Chapter 32

Voren

“You are even quieter than usual,” Dreven says, drawing my attention away from the Devourer masquerading as a cloud. “What have you seen?”

I draw in a slow breath before releasing it. He knows me too well.

“Her death.”

“Again.”

It’s not a question. It doesn’t need to be. He knows my power. He knows what I see.

“It changes,” I say, keeping my voice low enough that Nyssa doesn’t hear us over the drumming rain. “But the result remains the same. I see her light go out. I feel the cold settle in her bones, permanent and absolute.”

Dreven’s jaw tightens. The shadows in the corner of the room sharpen, reacting to his spiked temper. “How? Is it the Judge, or what it will demand?”

I shake my head, eyes on the cloud.

“Well, that’s something,” he mutters.

I have no more words to say.

Dreven turns his back to me, his shoulders rigid. He hates it when I see things he cannot fight. He prefers enemies he can touch, cut, or kill. Death is not something he can kill.

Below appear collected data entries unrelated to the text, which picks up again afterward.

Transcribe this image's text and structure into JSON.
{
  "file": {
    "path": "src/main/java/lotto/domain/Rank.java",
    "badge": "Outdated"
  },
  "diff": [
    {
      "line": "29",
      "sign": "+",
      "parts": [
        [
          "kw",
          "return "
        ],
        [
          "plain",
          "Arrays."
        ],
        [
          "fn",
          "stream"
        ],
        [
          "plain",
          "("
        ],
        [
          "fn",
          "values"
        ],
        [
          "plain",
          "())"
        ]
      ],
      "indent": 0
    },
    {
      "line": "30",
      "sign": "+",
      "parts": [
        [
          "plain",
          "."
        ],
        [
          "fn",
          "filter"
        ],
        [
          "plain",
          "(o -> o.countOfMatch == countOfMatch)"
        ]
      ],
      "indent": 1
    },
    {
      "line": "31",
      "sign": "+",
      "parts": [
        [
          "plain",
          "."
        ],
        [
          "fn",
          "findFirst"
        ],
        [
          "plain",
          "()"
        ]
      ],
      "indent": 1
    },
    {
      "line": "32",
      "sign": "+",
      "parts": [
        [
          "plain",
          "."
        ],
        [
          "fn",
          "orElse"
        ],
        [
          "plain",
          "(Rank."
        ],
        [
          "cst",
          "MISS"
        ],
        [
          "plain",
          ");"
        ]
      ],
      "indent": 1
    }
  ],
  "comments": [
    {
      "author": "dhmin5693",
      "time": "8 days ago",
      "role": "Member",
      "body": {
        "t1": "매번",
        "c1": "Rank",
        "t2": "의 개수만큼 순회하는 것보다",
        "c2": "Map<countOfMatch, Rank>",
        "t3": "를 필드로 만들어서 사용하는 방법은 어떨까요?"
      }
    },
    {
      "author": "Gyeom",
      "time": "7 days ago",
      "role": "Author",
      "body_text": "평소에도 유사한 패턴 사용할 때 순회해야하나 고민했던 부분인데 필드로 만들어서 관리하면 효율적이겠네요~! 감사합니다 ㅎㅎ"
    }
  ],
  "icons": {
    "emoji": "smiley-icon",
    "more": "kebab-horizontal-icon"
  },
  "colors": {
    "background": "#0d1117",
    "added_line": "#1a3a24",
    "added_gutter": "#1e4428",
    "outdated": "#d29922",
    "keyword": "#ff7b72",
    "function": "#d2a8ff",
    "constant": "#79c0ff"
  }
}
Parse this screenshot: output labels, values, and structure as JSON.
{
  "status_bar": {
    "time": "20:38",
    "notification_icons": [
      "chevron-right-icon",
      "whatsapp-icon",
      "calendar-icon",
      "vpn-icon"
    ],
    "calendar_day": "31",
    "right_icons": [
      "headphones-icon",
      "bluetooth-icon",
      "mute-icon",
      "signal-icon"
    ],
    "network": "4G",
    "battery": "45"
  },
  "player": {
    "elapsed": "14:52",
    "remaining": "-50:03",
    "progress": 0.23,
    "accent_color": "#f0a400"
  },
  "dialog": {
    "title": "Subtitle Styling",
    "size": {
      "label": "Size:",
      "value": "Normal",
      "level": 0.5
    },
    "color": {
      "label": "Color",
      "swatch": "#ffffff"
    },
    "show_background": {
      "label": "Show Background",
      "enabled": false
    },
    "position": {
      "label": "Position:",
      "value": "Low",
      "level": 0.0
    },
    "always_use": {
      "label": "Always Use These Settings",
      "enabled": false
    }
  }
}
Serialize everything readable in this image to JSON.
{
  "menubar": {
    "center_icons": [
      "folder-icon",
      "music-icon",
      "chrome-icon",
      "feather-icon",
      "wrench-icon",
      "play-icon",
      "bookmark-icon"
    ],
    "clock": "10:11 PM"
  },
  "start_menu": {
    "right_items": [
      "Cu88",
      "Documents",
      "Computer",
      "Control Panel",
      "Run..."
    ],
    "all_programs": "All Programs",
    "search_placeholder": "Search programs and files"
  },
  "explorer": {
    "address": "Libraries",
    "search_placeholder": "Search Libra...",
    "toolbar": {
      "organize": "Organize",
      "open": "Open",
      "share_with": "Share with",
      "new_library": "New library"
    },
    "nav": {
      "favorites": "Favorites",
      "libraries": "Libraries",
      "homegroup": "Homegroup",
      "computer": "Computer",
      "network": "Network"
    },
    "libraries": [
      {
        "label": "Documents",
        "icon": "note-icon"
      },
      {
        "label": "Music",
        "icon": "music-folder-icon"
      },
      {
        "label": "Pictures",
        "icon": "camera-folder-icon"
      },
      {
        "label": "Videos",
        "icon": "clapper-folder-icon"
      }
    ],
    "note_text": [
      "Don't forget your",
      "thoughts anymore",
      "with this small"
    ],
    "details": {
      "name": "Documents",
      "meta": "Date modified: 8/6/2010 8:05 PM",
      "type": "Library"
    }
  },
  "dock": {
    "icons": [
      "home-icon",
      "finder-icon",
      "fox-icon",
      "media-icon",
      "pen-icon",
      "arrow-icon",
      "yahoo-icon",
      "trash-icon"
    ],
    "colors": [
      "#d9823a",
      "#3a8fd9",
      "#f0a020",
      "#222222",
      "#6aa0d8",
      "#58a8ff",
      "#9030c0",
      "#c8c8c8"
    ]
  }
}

I look across the room. Nyssa sits on the sofa, her hands wrapped around the mug.

She laughs at something Dastian murmurs.

The sound grates against the vision of her cold, still body currently burning a hole in my mind.

She looks alive. Vibrant. It makes the inevitability of the void harder to stomach.

“You two look cheerful,” Nyssa remarks, glancing between us. “Did someone die?”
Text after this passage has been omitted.